Mit ihrer Chefin kommunizieren sie auf allen Kanälen: Mail, Chat, SMS, Whatsapp oder Telefon. Überhaupt, das Handy ist ihr ständiger Begleiter. Denn wenn im Notfall Unterlagen nachgereicht werden müssen, dürfen sie keine Zeit verlieren. Ihre Chefin ist bei Meetings genauso schnell und ausdauernd unterwegs wie einst als aktive Triathletin. Doch anders als bei einem Triathlon ist sie nicht auf sich allein gestellt. Sie kann sich auf die Unterstützung ihrer zwei Assistentinnen verlassen.
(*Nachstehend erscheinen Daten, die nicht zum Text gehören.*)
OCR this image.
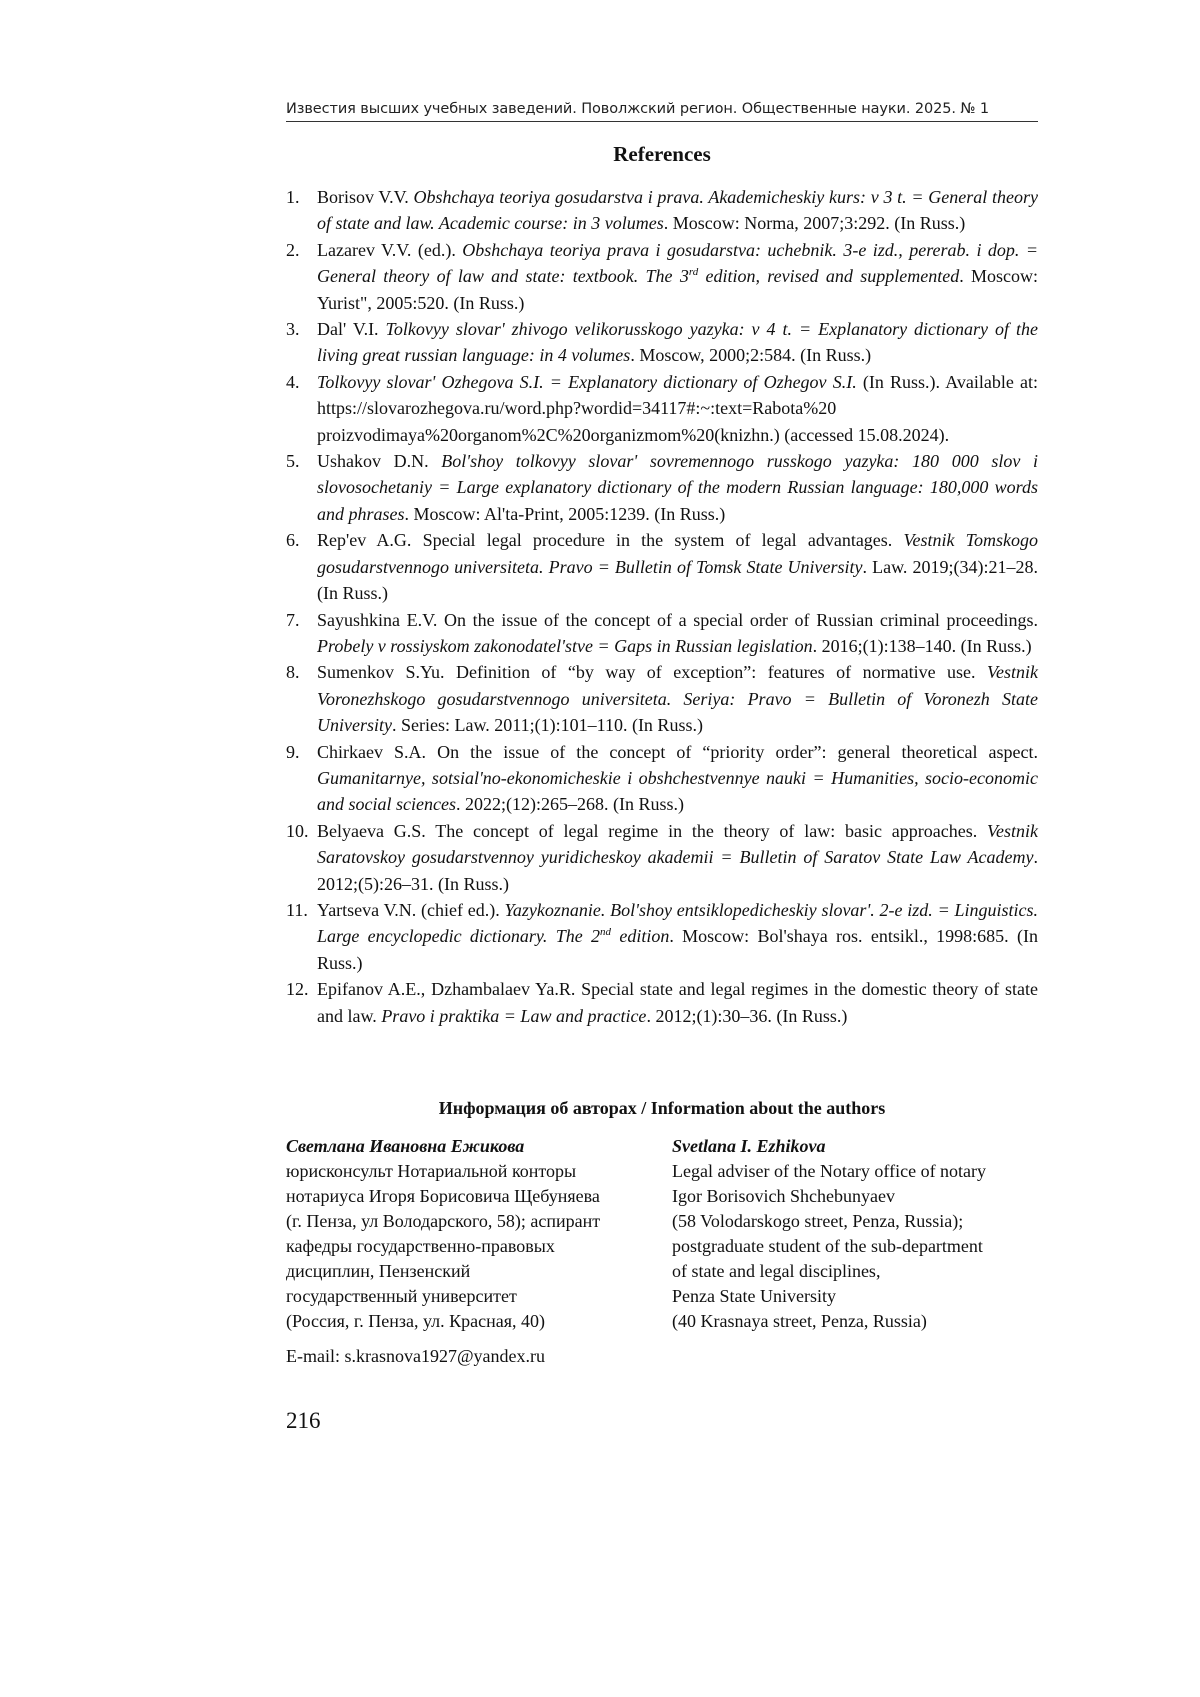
Известия высших учебных заведений. Поволжский регион. Общественные науки. 2025. № 1
References
1. Borisov V.V. Obshchaya teoriya gosudarstva i prava. Akademicheskiy kurs: v 3 t. = General theory of state and law. Academic course: in 3 volumes. Moscow: Norma, 2007;3:292. (In Russ.)
2. Lazarev V.V. (ed.). Obshchaya teoriya prava i gosudarstva: uchebnik. 3-e izd., pererab. i dop. = General theory of law and state: textbook. The 3rd edition, revised and supplemented. Moscow: Yurist", 2005:520. (In Russ.)
3. Dal' V.I. Tolkovyy slovar' zhivogo velikorusskogo yazyka: v 4 t. = Explanatory dictionary of the living great russian language: in 4 volumes. Moscow, 2000;2:584. (In Russ.)
4. Tolkovyy slovar' Ozhegova S.I. = Explanatory dictionary of Ozhegov S.I. (In Russ.). Available at: https://slovarozhegova.ru/word.php?wordid=34117#:~:text=Rabota%20 proizvodimaya%20organom%2C%20organizmom%20(knizhn.) (accessed 15.08.2024).
5. Ushakov D.N. Bol'shoy tolkovyy slovar' sovremennogo russkogo yazyka: 180 000 slov i slovosochetaniy = Large explanatory dictionary of the modern Russian language: 180,000 words and phrases. Moscow: Al'ta-Print, 2005:1239. (In Russ.)
6. Rep'ev A.G. Special legal procedure in the system of legal advantages. Vestnik Tomskogo gosudarstvennogo universiteta. Pravo = Bulletin of Tomsk State University. Law. 2019;(34):21–28. (In Russ.)
7. Sayushkina E.V. On the issue of the concept of a special order of Russian criminal proceedings. Probely v rossiyskom zakonodatel'stve = Gaps in Russian legislation. 2016;(1):138–140. (In Russ.)
8. Sumenkov S.Yu. Definition of “by way of exception”: features of normative use. Vestnik Voronezhskogo gosudarstvennogo universiteta. Seriya: Pravo = Bulletin of Voronezh State University. Series: Law. 2011;(1):101–110. (In Russ.)
9. Chirkaev S.A. On the issue of the concept of “priority order”: general theoretical aspect. Gumanitarnye, sotsial'no-ekonomicheskie i obshchestvennye nauki = Humanities, socio-economic and social sciences. 2022;(12):265–268. (In Russ.)
10. Belyaeva G.S. The concept of legal regime in the theory of law: basic approaches. Vestnik Saratovskoy gosudarstvennoy yuridicheskoy akademii = Bulletin of Saratov State Law Academy. 2012;(5):26–31. (In Russ.)
11. Yartseva V.N. (chief ed.). Yazykoznanie. Bol'shoy entsiklopedicheskiy slovar'. 2-e izd. = Linguistics. Large encyclopedic dictionary. The 2nd edition. Moscow: Bol'shaya ros. entsikl., 1998:685. (In Russ.)
12. Epifanov A.E., Dzhambalaev Ya.R. Special state and legal regimes in the domestic theory of state and law. Pravo i praktika = Law and practice. 2012;(1):30–36. (In Russ.)
Информация об авторах / Information about the authors
Светлана Ивановна Ежикова
юрисконсульт Нотариальной конторы
нотариуса Игоря Борисовича Щебуняева
(г. Пенза, ул Володарского, 58); аспирант
кафедры государственно-правовых
дисциплин, Пензенский
государственный университет
(Россия, г. Пенза, ул. Красная, 40)
Svetlana I. Ezhikova
Legal adviser of the Notary office of notary
Igor Borisovich Shchebunyaev
(58 Volodarskogo street, Penza, Russia);
postgraduate student of the sub-department
of state and legal disciplines,
Penza State University
(40 Krasnaya street, Penza, Russia)
E-mail: s.krasnova1927@yandex.ru
216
Gabriela Laios und Marianne Mandrin

Gabriela Laios (60) hat die Handelsschule besucht und später den Bachelor of Arts ZFH in Translation erworben. Seit 2001 arbeitet sie an der ETH Zürich, zuerst als Assistentin am Institut für Geotechnik, dann beim Stab Professuren; seit 2017 ist sie Assistentin der ETH-Rektorin. Sie ist Mutter von zwei erwachsenen Kindern und lebt im Kanton Zürich. Marianne Mandrin (46) hat nach der Handelsschule mit zusätzlichem KV-Abschluss auf dem Versicherungswesen die Weiterbildung zur Direktionsassistentin sowie zur Personalfachfrau abgeschlossen und an der KME die Matur mit dem Schwerpunktfach Latein nachgeholt. Vor ihrer Anstellung bei der ETH Zürich war sie die persönliche Assistentin von Unternehmerin Magdalena Martullo-Blocher. Marianne Mandrin lebt mit ihrem Mann und Hund Jacky am oberen Zürichsee.